© Seth SteinThis map shows areas damaged by the Dec. 16, 1811, magnitude 7.2 earthquake. That earthquake was the first of three major temblors along the New Madrid fault in 1811 and 1812.
The New Madrid fault system does not behave as earthquake hazard models assume and may be in the process of shutting down, a new study shows. A team from Purdue and Northwestern universities analyzed the fault motion for eight years using global positioning system measurements and found that it is much less than expected given the 500- to 1,000-year repeat cycle for major earthquakes on that fault. The last large earthquakes in the New Madrid seismic zone were magnitude 7-7.5 events in 1811 and 1812.
Estimating an accurate earthquake threat for the area, which includes parts of Illinois, Indiana, Tennessee, Arkansas and Kentucky, is crucial for the communities potentially affected, said Eric Calais, the Purdue researcher who led the study.
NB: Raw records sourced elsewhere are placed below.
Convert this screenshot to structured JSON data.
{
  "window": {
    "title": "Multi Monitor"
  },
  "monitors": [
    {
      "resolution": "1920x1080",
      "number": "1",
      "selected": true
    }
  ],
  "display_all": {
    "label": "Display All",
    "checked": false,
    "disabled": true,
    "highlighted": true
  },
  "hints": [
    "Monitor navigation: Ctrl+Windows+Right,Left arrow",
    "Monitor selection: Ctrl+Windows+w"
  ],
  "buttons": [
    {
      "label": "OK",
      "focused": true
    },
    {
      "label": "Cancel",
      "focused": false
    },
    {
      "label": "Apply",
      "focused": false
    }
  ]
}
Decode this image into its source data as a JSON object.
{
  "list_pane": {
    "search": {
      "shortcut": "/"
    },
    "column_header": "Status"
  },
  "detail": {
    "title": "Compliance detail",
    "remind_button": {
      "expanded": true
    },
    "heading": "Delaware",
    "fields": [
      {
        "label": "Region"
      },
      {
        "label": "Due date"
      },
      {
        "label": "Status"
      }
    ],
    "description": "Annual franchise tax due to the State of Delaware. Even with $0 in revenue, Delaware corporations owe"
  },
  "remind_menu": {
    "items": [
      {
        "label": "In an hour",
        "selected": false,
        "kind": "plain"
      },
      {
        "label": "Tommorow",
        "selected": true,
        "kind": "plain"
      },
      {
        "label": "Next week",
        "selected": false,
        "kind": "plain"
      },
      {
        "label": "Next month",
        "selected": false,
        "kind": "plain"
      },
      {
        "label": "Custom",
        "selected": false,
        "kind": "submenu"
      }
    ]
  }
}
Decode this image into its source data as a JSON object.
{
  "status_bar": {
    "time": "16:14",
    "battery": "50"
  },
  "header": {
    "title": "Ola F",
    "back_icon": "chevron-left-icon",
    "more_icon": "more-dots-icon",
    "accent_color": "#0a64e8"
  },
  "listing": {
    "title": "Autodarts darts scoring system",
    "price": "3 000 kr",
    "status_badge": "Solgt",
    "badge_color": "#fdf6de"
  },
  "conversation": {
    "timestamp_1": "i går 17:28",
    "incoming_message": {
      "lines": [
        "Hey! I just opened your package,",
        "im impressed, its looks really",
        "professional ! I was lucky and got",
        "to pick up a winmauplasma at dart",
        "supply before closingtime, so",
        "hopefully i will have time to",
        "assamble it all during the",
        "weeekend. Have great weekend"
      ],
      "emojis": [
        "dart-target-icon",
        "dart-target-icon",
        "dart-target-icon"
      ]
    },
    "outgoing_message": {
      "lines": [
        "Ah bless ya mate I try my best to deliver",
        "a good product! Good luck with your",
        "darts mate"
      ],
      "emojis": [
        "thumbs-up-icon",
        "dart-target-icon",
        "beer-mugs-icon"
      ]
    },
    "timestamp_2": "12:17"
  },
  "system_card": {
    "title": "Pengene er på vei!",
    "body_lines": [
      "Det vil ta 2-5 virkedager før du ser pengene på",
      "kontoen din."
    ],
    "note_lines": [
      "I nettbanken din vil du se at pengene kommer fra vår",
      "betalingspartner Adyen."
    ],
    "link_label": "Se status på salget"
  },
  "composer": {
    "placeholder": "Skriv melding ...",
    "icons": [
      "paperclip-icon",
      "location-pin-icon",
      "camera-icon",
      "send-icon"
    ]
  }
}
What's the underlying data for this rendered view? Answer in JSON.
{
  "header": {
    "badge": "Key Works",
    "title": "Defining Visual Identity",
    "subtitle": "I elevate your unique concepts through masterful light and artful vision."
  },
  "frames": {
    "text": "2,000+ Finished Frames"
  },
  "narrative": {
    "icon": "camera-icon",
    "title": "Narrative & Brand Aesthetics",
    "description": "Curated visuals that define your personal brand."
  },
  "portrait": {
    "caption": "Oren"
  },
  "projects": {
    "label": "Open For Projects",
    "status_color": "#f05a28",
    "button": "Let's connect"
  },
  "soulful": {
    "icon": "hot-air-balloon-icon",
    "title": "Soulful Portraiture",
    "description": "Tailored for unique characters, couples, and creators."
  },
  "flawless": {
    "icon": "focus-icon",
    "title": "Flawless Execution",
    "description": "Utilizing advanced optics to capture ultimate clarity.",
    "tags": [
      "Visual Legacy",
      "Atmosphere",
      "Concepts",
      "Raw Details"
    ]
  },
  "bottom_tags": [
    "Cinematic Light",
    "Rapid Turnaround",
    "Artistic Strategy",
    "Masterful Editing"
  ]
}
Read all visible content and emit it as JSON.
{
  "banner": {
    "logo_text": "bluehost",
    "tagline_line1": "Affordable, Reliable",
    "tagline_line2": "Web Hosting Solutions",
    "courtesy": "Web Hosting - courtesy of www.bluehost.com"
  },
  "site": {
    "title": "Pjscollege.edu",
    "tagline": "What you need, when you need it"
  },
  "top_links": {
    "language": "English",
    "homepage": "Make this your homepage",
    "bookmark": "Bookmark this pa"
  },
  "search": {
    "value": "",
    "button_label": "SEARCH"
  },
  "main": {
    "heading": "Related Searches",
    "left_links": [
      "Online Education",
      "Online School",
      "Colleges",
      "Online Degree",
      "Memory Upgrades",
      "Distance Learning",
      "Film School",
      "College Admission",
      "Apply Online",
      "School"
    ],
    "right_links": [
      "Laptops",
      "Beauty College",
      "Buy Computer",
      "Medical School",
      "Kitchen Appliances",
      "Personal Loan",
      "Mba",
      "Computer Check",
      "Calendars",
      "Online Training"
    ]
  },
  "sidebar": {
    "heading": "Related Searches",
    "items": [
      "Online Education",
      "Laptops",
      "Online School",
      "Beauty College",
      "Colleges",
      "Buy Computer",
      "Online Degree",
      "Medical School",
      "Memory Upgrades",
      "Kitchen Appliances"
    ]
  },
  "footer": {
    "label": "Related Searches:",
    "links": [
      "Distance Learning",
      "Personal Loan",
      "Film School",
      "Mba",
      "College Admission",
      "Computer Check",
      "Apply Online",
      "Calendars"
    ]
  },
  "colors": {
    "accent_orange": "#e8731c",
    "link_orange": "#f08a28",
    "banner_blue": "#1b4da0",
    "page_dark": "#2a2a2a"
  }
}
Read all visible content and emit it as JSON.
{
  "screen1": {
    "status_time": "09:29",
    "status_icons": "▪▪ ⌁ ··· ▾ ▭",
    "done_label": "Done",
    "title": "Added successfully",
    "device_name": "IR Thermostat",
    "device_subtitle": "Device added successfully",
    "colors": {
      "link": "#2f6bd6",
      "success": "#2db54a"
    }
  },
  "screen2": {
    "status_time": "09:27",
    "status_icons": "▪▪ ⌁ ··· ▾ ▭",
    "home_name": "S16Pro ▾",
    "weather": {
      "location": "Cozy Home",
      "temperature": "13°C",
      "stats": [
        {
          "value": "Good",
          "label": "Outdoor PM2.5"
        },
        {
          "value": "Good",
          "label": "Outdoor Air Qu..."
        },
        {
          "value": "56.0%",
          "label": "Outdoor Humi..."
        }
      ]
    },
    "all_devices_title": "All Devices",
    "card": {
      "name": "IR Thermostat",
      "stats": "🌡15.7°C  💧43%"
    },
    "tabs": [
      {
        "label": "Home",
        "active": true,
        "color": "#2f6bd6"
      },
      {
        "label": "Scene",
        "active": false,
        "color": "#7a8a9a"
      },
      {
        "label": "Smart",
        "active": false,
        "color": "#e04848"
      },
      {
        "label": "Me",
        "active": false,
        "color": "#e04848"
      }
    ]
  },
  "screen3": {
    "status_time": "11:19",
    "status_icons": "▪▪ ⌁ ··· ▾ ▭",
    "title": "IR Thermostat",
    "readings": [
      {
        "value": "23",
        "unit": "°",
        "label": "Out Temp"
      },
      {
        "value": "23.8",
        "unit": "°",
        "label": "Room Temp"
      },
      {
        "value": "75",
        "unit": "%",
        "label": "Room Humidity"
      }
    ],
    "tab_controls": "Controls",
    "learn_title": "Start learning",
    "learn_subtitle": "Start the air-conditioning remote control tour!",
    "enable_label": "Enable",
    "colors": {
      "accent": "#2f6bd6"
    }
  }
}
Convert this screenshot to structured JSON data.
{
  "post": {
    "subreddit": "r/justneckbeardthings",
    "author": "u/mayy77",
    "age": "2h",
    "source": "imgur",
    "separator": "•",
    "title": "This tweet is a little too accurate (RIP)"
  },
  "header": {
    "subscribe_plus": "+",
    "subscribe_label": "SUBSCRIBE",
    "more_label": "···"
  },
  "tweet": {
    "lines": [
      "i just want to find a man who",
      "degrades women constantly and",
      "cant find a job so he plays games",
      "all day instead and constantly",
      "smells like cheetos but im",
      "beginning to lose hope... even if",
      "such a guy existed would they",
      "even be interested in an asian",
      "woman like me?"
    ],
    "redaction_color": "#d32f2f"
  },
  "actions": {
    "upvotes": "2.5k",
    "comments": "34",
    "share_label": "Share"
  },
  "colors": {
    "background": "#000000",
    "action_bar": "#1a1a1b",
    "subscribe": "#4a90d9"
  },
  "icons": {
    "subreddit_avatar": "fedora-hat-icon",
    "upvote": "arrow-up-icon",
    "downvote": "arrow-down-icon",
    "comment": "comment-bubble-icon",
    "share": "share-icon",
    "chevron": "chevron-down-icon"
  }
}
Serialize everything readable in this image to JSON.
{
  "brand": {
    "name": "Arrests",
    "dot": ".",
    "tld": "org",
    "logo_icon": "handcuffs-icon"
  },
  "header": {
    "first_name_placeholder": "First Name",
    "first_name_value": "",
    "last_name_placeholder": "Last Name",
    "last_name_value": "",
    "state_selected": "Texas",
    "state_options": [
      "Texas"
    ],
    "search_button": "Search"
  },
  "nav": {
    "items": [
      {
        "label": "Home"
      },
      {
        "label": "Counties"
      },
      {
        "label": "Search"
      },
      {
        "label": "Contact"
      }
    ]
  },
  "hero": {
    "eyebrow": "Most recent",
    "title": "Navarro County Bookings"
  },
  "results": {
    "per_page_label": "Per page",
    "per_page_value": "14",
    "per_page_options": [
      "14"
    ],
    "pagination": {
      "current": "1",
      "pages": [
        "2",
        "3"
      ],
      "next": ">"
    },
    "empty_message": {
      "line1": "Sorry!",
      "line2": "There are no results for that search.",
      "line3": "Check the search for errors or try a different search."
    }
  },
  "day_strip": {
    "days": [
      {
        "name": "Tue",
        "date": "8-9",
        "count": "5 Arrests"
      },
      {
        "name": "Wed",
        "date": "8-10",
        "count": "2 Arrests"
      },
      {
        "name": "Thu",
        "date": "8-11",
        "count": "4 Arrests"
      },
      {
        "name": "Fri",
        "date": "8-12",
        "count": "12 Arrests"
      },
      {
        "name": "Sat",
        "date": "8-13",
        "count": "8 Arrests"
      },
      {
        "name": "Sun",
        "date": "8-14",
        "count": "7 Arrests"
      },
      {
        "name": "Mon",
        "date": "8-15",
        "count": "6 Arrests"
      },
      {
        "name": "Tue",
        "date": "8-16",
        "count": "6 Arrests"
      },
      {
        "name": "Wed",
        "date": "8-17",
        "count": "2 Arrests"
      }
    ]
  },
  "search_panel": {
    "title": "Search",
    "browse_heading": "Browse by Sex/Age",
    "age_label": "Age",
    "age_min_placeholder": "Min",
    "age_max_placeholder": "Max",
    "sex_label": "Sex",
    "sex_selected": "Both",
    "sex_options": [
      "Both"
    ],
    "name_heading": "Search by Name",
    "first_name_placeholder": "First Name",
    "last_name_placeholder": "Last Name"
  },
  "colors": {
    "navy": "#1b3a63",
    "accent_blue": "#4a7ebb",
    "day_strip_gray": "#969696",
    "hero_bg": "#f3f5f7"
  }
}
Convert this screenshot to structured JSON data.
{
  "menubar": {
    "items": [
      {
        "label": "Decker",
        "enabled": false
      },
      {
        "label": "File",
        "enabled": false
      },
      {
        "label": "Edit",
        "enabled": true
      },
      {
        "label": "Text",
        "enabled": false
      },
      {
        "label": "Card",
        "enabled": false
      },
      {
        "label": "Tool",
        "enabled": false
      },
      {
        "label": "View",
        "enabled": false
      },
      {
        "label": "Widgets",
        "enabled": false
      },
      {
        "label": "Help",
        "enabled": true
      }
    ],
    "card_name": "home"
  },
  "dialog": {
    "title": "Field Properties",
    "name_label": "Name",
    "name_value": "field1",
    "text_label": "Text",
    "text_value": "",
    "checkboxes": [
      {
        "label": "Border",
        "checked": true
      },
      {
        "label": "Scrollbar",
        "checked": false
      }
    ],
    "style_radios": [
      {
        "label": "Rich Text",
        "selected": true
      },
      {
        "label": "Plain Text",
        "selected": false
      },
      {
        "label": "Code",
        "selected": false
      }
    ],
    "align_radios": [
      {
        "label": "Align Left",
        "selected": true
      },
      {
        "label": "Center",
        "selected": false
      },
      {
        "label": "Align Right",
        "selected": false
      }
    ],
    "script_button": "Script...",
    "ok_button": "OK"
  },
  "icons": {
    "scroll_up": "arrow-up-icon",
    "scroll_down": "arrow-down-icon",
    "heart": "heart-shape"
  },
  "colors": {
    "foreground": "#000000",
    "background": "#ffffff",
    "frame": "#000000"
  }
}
"Our findings suggest the steady-state model of quasi-cyclical earthquakes that works well for faults at the boundaries of tectonic plates, such as the San Andreas fault, does not apply to the New Madrid fault," said Calais, who is a professor of earth and atmospheric sciences. "At plate boundaries, faults move at a rate that is consistent with the rate of earthquakes so that past events are a reliable guide to the future. In continents, this does not work. The past is not necessarily a key to the future, which makes estimating earthquake hazard particularly difficult."